Second concern is how we remember ideas and thoughts, if sensory experience is what changes the sensory systems and forms memories. This would not be a concern, if ideas and thoughts are just a complicated mosaic of sensory imaginations, presumably at higher perceptual fields and association fields. There is evidence from the visual imagery work that thinking and perceiving may be using the exact same machinery. If we understand and think in terms of our lower level sensory primitives, we do not need any extra machinery to have memories about our thoughts.

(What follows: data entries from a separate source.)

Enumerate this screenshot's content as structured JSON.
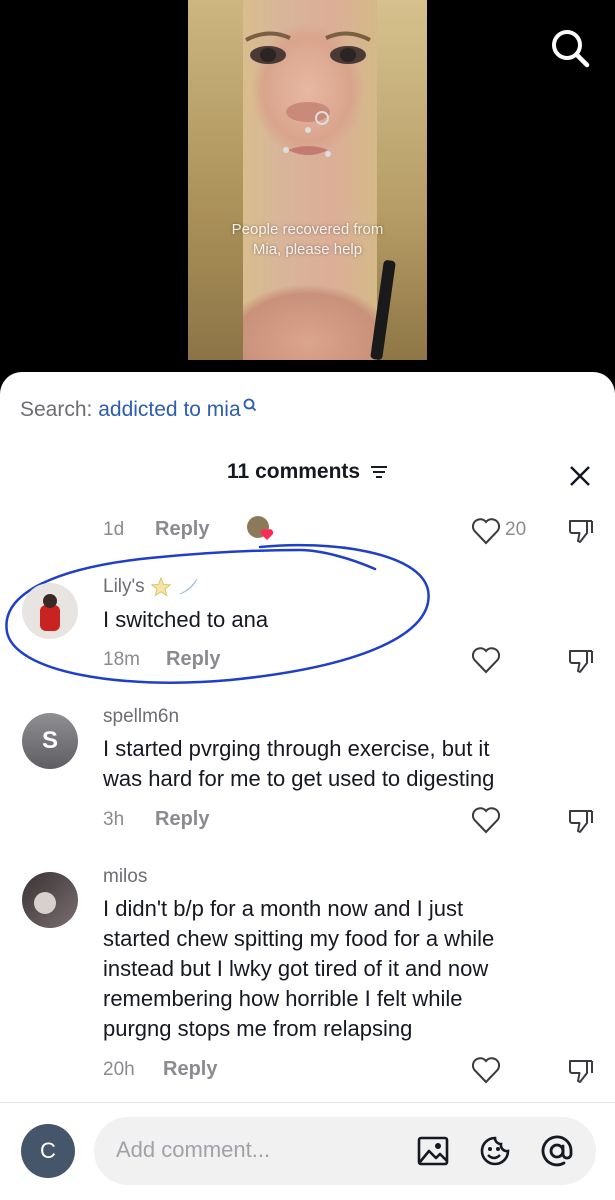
{
  "video": {
    "caption": "People recovered from\nMia, please help"
  },
  "search": {
    "label": "Search:",
    "query": "addicted to mia"
  },
  "comments_header": {
    "title": "11 comments"
  },
  "previous_comment": {
    "time": "1d",
    "reply_label": "Reply",
    "like_count": "20"
  },
  "comments": [
    {
      "username": "Lily's",
      "text": "I switched to ana",
      "time": "18m",
      "reply_label": "Reply"
    },
    {
      "username": "spellm6n",
      "avatar_letter": "S",
      "text": "I started pvrging through exercise, but it\nwas hard for me to get used to digesting",
      "time": "3h",
      "reply_label": "Reply"
    },
    {
      "username": "milos",
      "text": "I didn't b/p for a month now and I just\nstarted chew spitting my food for a while\ninstead but I lwky got tired of it and now\nremembering how horrible I felt while\npurgng stops me from relapsing",
      "time": "20h",
      "reply_label": "Reply"
    }
  ],
  "composer": {
    "user_initial": "C",
    "placeholder": "Add comment..."
  },
  "colors": {
    "accent_blue": "#2b5db5",
    "annotation_circle": "#1f3fc9",
    "heart_red": "#fe2c55"
  },
  "icons": [
    "search-icon",
    "sort-icon",
    "close-icon",
    "heart-icon",
    "dislike-icon",
    "image-icon",
    "emoji-icon",
    "mention-icon"
  ]
}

The final question is how we find specific memories, if they are widely distributed in large cell assemblies. This would really be an impossible problem if brain was organized like a computer where processing and memory are in two different locations, connected to each other with a narrow bottleneck. However it does not seem very likely that the same organization exists in the brain. Processing and memory are probably handled by the same underlying hardware. If this is the case, then just as a system can recognize an external stimuli and activate its related parts, it can also recognize an internal stimuli, generated by the activation of another system in the brain. Remembering can be like a chain reaction. A small activation in a single system, maybe caused by an external stimuli, or a previous piece of thought, first activates the related parts of this system. Then this activation grows like a snowball, and connected systems start activating their own relevant memories. It is wrong to restrict oneself to think that something searches inside the head and finds the memories that we want. It is probable that the memories sense when they become relevant and jump into our attention. Given that we hold millions of bits of information at a given time in our long term memory, the fact that we can find anything relevant when we want to think about a particular thing, can only be explained by a parallel processing system of this sort.